Sultan identified one of his torturers as an officer called Salem al-Shiryani, who threatened to torture him until he became infertile, and who ordered a number of soldiers to use various methods of torture. Although he was ultimately acquitted in court, Sultan says he was handed over to Public Prosecutor Issa al-Zakwani, who in turn handed him over to Forensic Medicine in Muscat to examine him for signs of torture. According to Sultan, the medical examination found he had suffered bleeding in various parts of his body as a result of electrocution. He was denied a copy of the medical report, and told that he could only read the copy placed in front of him.

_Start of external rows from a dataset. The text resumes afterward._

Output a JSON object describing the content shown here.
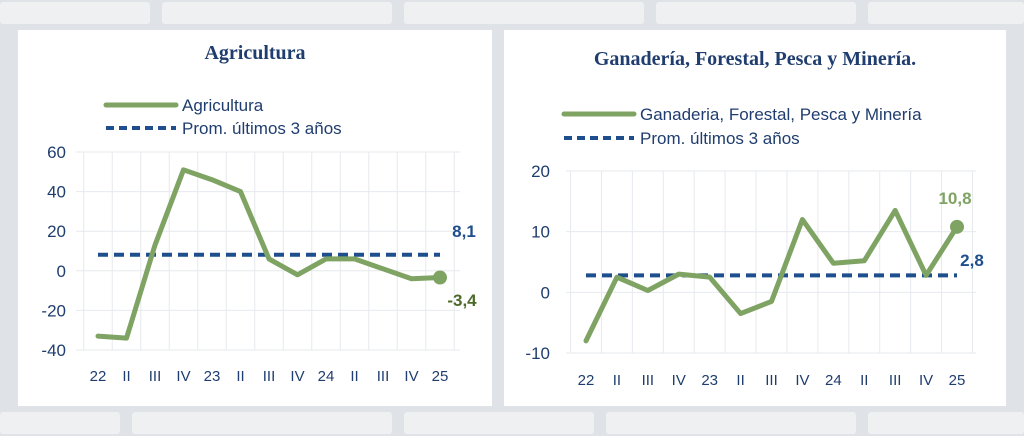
{
  "colors": {
    "series": "#7fa363",
    "avg": "#1f4e8c",
    "last_label": "#4d6a2b",
    "text": "#1f3d6e",
    "grid": "#e6e9ee",
    "background": "#dfe3e7"
  },
  "chart_data": [
    {
      "type": "line",
      "title": "Agricultura",
      "categories": [
        "22",
        "II",
        "III",
        "IV",
        "23",
        "II",
        "III",
        "IV",
        "24",
        "II",
        "III",
        "IV",
        "25"
      ],
      "series": [
        {
          "name": "Agricultura",
          "values": [
            -33,
            -34,
            13,
            51,
            46,
            40,
            6,
            -2,
            6,
            6,
            1,
            -4,
            -3.4
          ],
          "style": "solid"
        },
        {
          "name": "Prom. últimos 3 años",
          "values": [
            8.1,
            8.1,
            8.1,
            8.1,
            8.1,
            8.1,
            8.1,
            8.1,
            8.1,
            8.1,
            8.1,
            8.1,
            8.1
          ],
          "style": "dashed"
        }
      ],
      "yticks": [
        -40,
        -20,
        0,
        20,
        40,
        60
      ],
      "ylim": [
        -40,
        60
      ],
      "grid": true,
      "legend_position": "top-left",
      "value_labels": {
        "avg": "8,1",
        "last": "-3,4"
      },
      "xlabel": "",
      "ylabel": ""
    },
    {
      "type": "line",
      "title": "Ganadería, Forestal, Pesca y Minería.",
      "categories": [
        "22",
        "II",
        "III",
        "IV",
        "23",
        "II",
        "III",
        "IV",
        "24",
        "II",
        "III",
        "IV",
        "25"
      ],
      "series": [
        {
          "name": "Ganaderia, Forestal, Pesca y Minería",
          "values": [
            -8,
            2.5,
            0.3,
            3,
            2.5,
            -3.5,
            -1.5,
            12,
            4.8,
            5.2,
            13.5,
            2.8,
            10.8
          ],
          "style": "solid"
        },
        {
          "name": "Prom. últimos 3 años",
          "values": [
            2.8,
            2.8,
            2.8,
            2.8,
            2.8,
            2.8,
            2.8,
            2.8,
            2.8,
            2.8,
            2.8,
            2.8,
            2.8
          ],
          "style": "dashed"
        }
      ],
      "yticks": [
        -10,
        0,
        10,
        20
      ],
      "ylim": [
        -10,
        20
      ],
      "grid": true,
      "legend_position": "top-left",
      "value_labels": {
        "avg": "2,8",
        "last": "10,8"
      },
      "xlabel": "",
      "ylabel": ""
    }
  ]
}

Sultan added that after being acquitted by the court he had brought his own case against those who had tortured him, which was forwarded to the Inspector-General of Police and Customs, Hassan al-Shraiqi. Although the message was received in 2017, nothing further has been done about it since that time, Sultan alleged. In 2018, he continued, he went with his mother to one of the late Sultan Qaboos’s palaces, Hisn al-Shomoukh, and met one of the Sultan’s personal bodyguards. This man in turn assured him that the matter would be investigated and justice would be done, but again nothing happened.

Sultan explained that the reason he had come out in public with his story was that he had failed to get any response from the authorities and was afraid of being tortured again, because he kept getting phone calls from the security services asking him to present himself for questioning. According to Sultan, he was arrested because he owned a foodstuffs company that used to import goods from the UAE and sell them on the local market; his business had been quite successful and expanded to various cities. The arrest, he said, took place after he was accused of stealing from a warehouse, which he denied. He claimed that when he was referred a few days later to the Public Prosecution, and confronted by the Public Prosecutor with a series of confessions, he informed the investigators that he had been coerced under torture into confessing to something he had not done.

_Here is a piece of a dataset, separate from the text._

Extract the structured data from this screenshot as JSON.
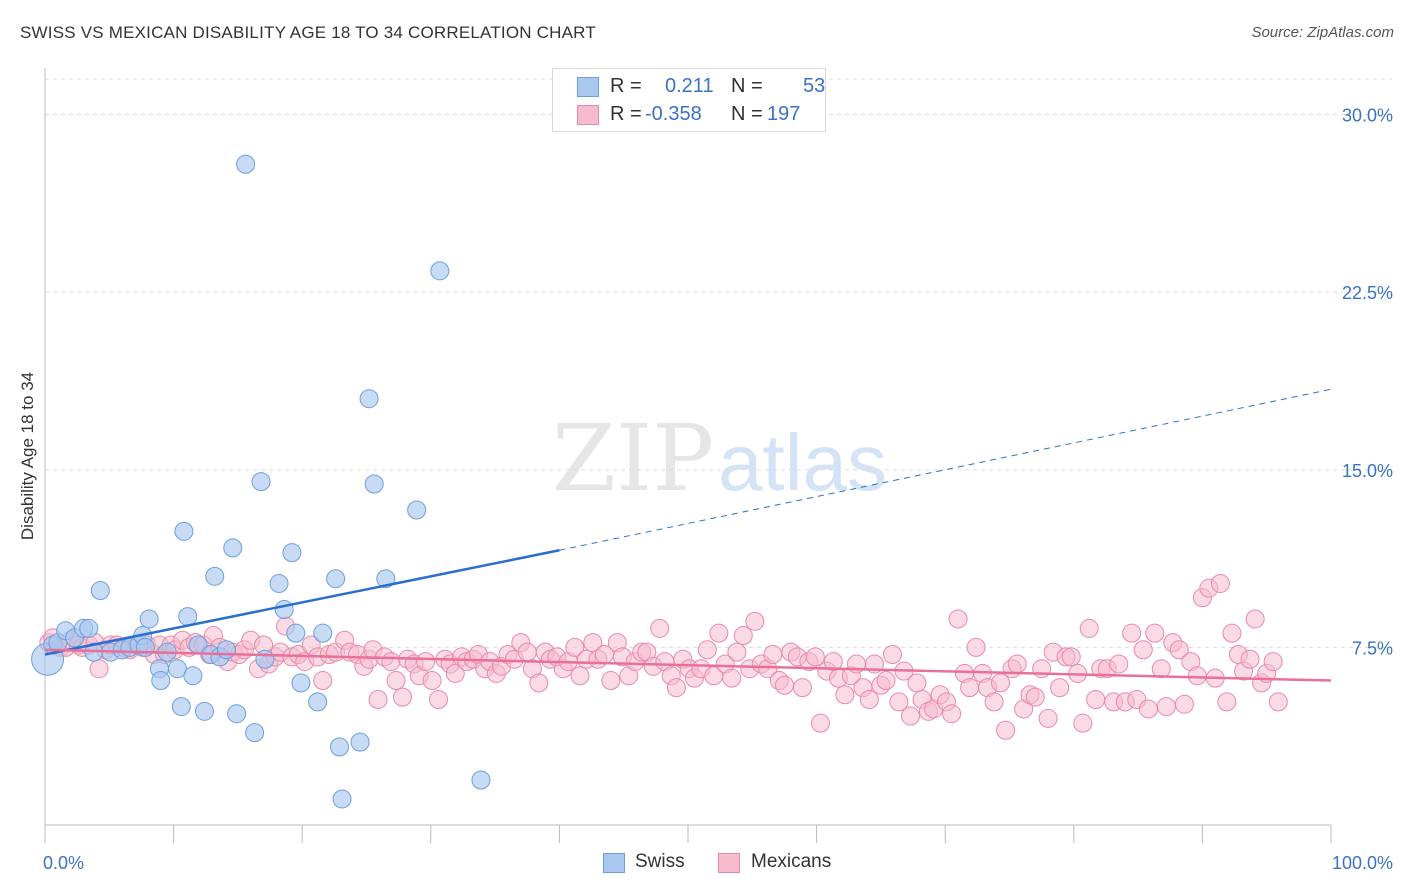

In 2020 Oman signed the international Convention against Torture and Other Cruel, Inhuman or Degrading Treatment or Punishment. Article 25 of the Sultanate’s own constitution, the Basic Law of the State, also prohibits any torture, mental or physical, being carried out on any citizen. However, the history of both psychological and physical torture in Oman goes back a long way, and since 2011 many prisoners of conscience have described being subjected to various forms of psychological torture while being held in isolation cells.

The Royal Oman Police have now announced that they will follow up Sultan’s case – though they also insist that the case he is talking about “took place according to legal procedures and took its course through the judicial system” – and have promised to take the necessary measures to bring the facts to light.

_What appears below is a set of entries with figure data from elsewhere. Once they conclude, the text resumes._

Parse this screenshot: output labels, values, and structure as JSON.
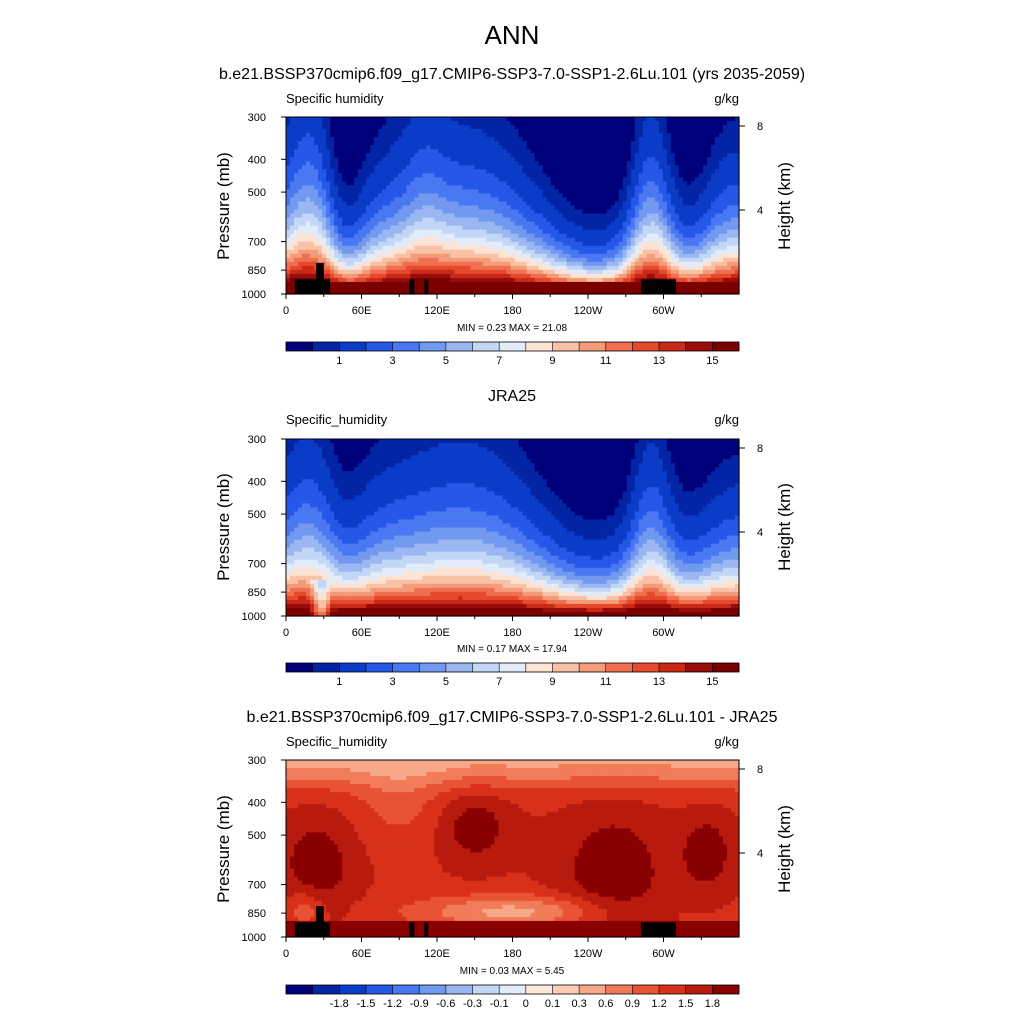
{
  "figure": {
    "title": "ANN",
    "palette_specific_humidity": [
      "#00007a",
      "#0424a6",
      "#0a3cc8",
      "#2557e8",
      "#4a78f2",
      "#7299f0",
      "#9bb7f2",
      "#c3d6f6",
      "#e2ebfa",
      "#fce3d3",
      "#f9c1a6",
      "#f49b7a",
      "#ee7050",
      "#e6492b",
      "#c92a18",
      "#9a0d0a",
      "#7a0000"
    ],
    "palette_difference": [
      "#00007a",
      "#0424a6",
      "#0a3cc8",
      "#2557e8",
      "#4a78f2",
      "#7299f0",
      "#9bb7f2",
      "#c3d6f6",
      "#e2ebfa",
      "#fde8dc",
      "#fbcdb4",
      "#f6a889",
      "#f07c5a",
      "#e85333",
      "#d9301a",
      "#b81a0e",
      "#8a0000"
    ],
    "topography_color": "#000000"
  },
  "chart_data": [
    {
      "type": "heatmap",
      "title": "b.e21.BSSP370cmip6.f09_g17.CMIP6-SSP3-7.0-SSP1-2.6Lu.101 (yrs 2035-2059)",
      "left_label": "Specific humidity",
      "right_label": "g/kg",
      "ylabel": "Pressure (mb)",
      "ylabel_right": "Height (km)",
      "x_ticks": [
        "0",
        "60E",
        "120E",
        "180",
        "120W",
        "60W"
      ],
      "x_tick_values": [
        0,
        60,
        120,
        180,
        240,
        300
      ],
      "xlim": [
        0,
        360
      ],
      "y_ticks": [
        "300",
        "400",
        "500",
        "700",
        "850",
        "1000"
      ],
      "y_tick_values": [
        300,
        400,
        500,
        700,
        850,
        1000
      ],
      "ylim": [
        300,
        1000
      ],
      "y_scale": "log",
      "y_right_ticks": [
        "8",
        "4"
      ],
      "y_right_tick_values": [
        8,
        4
      ],
      "stats_text": "MIN =   0.23  MAX =  21.08",
      "min": 0.23,
      "max": 21.08,
      "colorbar_labels": [
        "1",
        "3",
        "5",
        "7",
        "9",
        "11",
        "13",
        "15"
      ],
      "colorbar_label_levels": [
        1,
        3,
        5,
        7,
        9,
        11,
        13,
        15
      ],
      "levels": [
        0.5,
        1,
        2,
        3,
        4,
        5,
        6,
        7,
        8,
        9,
        10,
        11,
        12,
        13,
        14,
        15
      ],
      "field": "humidity",
      "has_topography": true
    },
    {
      "type": "heatmap",
      "title": "JRA25",
      "left_label": "Specific_humidity",
      "right_label": "g/kg",
      "ylabel": "Pressure (mb)",
      "ylabel_right": "Height (km)",
      "x_ticks": [
        "0",
        "60E",
        "120E",
        "180",
        "120W",
        "60W"
      ],
      "x_tick_values": [
        0,
        60,
        120,
        180,
        240,
        300
      ],
      "xlim": [
        0,
        360
      ],
      "y_ticks": [
        "300",
        "400",
        "500",
        "700",
        "850",
        "1000"
      ],
      "y_tick_values": [
        300,
        400,
        500,
        700,
        850,
        1000
      ],
      "ylim": [
        300,
        1000
      ],
      "y_scale": "log",
      "y_right_ticks": [
        "8",
        "4"
      ],
      "y_right_tick_values": [
        8,
        4
      ],
      "stats_text": "MIN =   0.17  MAX =  17.94",
      "min": 0.17,
      "max": 17.94,
      "colorbar_labels": [
        "1",
        "3",
        "5",
        "7",
        "9",
        "11",
        "13",
        "15"
      ],
      "colorbar_label_levels": [
        1,
        3,
        5,
        7,
        9,
        11,
        13,
        15
      ],
      "levels": [
        0.5,
        1,
        2,
        3,
        4,
        5,
        6,
        7,
        8,
        9,
        10,
        11,
        12,
        13,
        14,
        15
      ],
      "field": "humidity_obs",
      "has_topography": false
    },
    {
      "type": "heatmap",
      "title": "b.e21.BSSP370cmip6.f09_g17.CMIP6-SSP3-7.0-SSP1-2.6Lu.101 - JRA25",
      "left_label": "Specific_humidity",
      "right_label": "g/kg",
      "ylabel": "Pressure (mb)",
      "ylabel_right": "Height (km)",
      "x_ticks": [
        "0",
        "60E",
        "120E",
        "180",
        "120W",
        "60W"
      ],
      "x_tick_values": [
        0,
        60,
        120,
        180,
        240,
        300
      ],
      "xlim": [
        0,
        360
      ],
      "y_ticks": [
        "300",
        "400",
        "500",
        "700",
        "850",
        "1000"
      ],
      "y_tick_values": [
        300,
        400,
        500,
        700,
        850,
        1000
      ],
      "ylim": [
        300,
        1000
      ],
      "y_scale": "log",
      "y_right_ticks": [
        "8",
        "4"
      ],
      "y_right_tick_values": [
        8,
        4
      ],
      "stats_text": "MIN =   0.03  MAX =   5.45",
      "min": 0.03,
      "max": 5.45,
      "colorbar_labels": [
        "-1.8",
        "-1.5",
        "-1.2",
        "-0.9",
        "-0.6",
        "-0.3",
        "-0.1",
        "0",
        "0.1",
        "0.3",
        "0.6",
        "0.9",
        "1.2",
        "1.5",
        "1.8"
      ],
      "colorbar_label_levels": [
        -1.8,
        -1.5,
        -1.2,
        -0.9,
        -0.6,
        -0.3,
        -0.1,
        0,
        0.1,
        0.3,
        0.6,
        0.9,
        1.2,
        1.5,
        1.8
      ],
      "levels": [
        -2.1,
        -1.8,
        -1.5,
        -1.2,
        -0.9,
        -0.6,
        -0.3,
        -0.1,
        0,
        0.1,
        0.3,
        0.6,
        0.9,
        1.2,
        1.5,
        1.8
      ],
      "field": "difference",
      "has_topography": true
    }
  ]
}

The Omani Centre for Human Rights urges the security authorities in Oman to respect the physical and mental integrity of individuals and not subject them to any form of torture, physical or psychological. The Centre also urges that all those involved in cases of torture should be held to account, and calls for laws to be passed establishing a mechanism for making those involved in torture accountable. It stresses, furthermore, the vital importance of creating a mechanism to enable impartial bodies to monitor the work of the Internal Security Service, or similar arrangements, and if need be hold them to account.